Book Review: The Fruit Hunters

The Fruit Hunters, written by Montrealer Adam Leith Gollner, had a lot to offer me as a reader and a person of food loving habits.  This book is separated into four sections: nature, adventure, commerce and obsession; it says so right on the cover.  Each of the sections has four chapters loosely following a narrative that follows the writer through the various phases of his becoming a fruit obsessive.

I was a little worried that this book would be some catalogue of unknown fruits or some travelogue raving foodie getting their trips paid for writing purple prose but I was wrong.  Of course, some of these elements are there but I was really surprised by the compactness of this book's information.  It was like reading Marshall McLuhan where you could unpack some of thoughts for a long time.  Throw away comments about United Fruit Company or the cashew nut and why we never find it really raw sent me to check the google.  So aside from the short reading time of two hours, it has caused me to lose serious hours looking for things like a picture of the coco-de-mer and many other oddities.

By the last quarter of the book, I was feeling in a sorrowful state around the corruption of the fruit business, the fate of most of the wild fruits and just what this all meant.  I have read enough about our food sources to know that fruit wasn't alone in the commodification and creation of a monoculture based on shipping food inefficiently all over the world for little gain but Gollner suggests a few bright spots.

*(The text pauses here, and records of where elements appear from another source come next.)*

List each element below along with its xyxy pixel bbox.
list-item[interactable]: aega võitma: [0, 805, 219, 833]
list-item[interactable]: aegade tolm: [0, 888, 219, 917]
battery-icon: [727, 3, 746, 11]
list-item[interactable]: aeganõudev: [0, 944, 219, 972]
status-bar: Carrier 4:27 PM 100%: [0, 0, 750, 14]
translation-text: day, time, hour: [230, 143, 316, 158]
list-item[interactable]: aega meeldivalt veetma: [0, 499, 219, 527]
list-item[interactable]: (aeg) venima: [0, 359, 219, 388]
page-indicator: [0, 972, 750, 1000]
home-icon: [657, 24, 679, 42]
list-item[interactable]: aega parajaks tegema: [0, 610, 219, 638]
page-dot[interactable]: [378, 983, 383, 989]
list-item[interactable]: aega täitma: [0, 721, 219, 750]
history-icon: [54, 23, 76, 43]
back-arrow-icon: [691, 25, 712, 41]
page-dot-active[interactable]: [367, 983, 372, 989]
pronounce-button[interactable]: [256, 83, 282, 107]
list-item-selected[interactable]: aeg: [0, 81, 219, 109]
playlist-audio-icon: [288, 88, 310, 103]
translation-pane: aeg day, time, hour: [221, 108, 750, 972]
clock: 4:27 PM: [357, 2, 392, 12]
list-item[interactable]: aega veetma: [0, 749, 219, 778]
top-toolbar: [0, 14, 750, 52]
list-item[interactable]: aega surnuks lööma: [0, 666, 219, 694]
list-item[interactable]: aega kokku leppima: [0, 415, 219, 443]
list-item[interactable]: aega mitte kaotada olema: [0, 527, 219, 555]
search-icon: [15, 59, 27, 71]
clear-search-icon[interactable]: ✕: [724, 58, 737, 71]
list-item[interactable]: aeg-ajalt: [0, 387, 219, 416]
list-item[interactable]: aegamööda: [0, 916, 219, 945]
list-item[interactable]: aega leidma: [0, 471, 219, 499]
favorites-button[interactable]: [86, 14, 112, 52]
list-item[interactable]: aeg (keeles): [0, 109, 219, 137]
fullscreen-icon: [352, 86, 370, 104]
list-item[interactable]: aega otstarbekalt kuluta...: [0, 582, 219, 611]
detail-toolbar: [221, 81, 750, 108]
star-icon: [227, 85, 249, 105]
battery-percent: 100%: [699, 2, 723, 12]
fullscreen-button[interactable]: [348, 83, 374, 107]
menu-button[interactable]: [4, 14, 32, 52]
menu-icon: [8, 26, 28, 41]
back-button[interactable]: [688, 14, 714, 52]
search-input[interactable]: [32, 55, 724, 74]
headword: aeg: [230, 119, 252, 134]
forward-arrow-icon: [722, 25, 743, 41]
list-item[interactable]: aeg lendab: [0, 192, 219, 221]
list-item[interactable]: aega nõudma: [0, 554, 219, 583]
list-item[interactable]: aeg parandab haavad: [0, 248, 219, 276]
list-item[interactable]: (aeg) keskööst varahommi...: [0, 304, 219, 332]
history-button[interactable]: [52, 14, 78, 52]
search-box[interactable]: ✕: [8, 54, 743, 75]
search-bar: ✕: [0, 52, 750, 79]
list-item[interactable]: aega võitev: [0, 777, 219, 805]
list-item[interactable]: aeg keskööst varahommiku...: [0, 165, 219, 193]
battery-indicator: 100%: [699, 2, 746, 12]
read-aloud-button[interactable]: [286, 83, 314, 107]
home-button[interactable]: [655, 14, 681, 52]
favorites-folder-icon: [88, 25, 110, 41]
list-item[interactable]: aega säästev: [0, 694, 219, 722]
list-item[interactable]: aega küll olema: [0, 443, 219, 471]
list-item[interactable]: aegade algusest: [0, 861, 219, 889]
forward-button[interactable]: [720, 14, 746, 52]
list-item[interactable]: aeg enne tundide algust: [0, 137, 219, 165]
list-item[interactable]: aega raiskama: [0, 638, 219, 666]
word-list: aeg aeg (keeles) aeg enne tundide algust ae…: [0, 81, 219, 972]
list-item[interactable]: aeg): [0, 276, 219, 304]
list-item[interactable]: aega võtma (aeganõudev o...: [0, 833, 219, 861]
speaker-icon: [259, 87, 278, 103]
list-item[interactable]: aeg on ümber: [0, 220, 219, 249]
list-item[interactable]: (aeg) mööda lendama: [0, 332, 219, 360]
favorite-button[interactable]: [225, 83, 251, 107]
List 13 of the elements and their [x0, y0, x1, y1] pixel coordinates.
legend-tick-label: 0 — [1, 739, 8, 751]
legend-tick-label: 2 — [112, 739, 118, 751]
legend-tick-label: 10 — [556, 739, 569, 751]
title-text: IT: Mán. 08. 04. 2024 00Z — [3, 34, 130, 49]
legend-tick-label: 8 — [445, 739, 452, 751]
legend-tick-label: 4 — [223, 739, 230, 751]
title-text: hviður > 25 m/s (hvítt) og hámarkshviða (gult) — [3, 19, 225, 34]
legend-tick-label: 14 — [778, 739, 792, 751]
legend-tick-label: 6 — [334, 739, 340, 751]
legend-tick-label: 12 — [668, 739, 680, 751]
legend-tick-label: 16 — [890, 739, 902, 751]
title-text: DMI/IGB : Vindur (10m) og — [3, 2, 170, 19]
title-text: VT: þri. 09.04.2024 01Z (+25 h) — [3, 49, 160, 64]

1.  Food scientists and fruit growers are working on food that will not only last long, look lovely but taste great.  The pluot is used as this example.
2.  Seed arks may allow us to find older more robust species that will be able to be brought back with great results or help with crossbreeding new variants.  The banana crisis is used to illustrate this.
3.  There are many species in the backyards of everyone including North Americans, forgotten fruit that may show promise away from these mass market creations.  Local and sustainable may be available for fruit if we just know where to look.  Think about pawpaws...That is what I am going to look out for this year as a project.

Anyways, all said, this was a great read and has kept me up at night.  I say to go ahead and find it.  I got my copy at Book City in hardback on one of the remainders shelf.  I will be putting it in our street's annual street sale but I will remember it for a long time.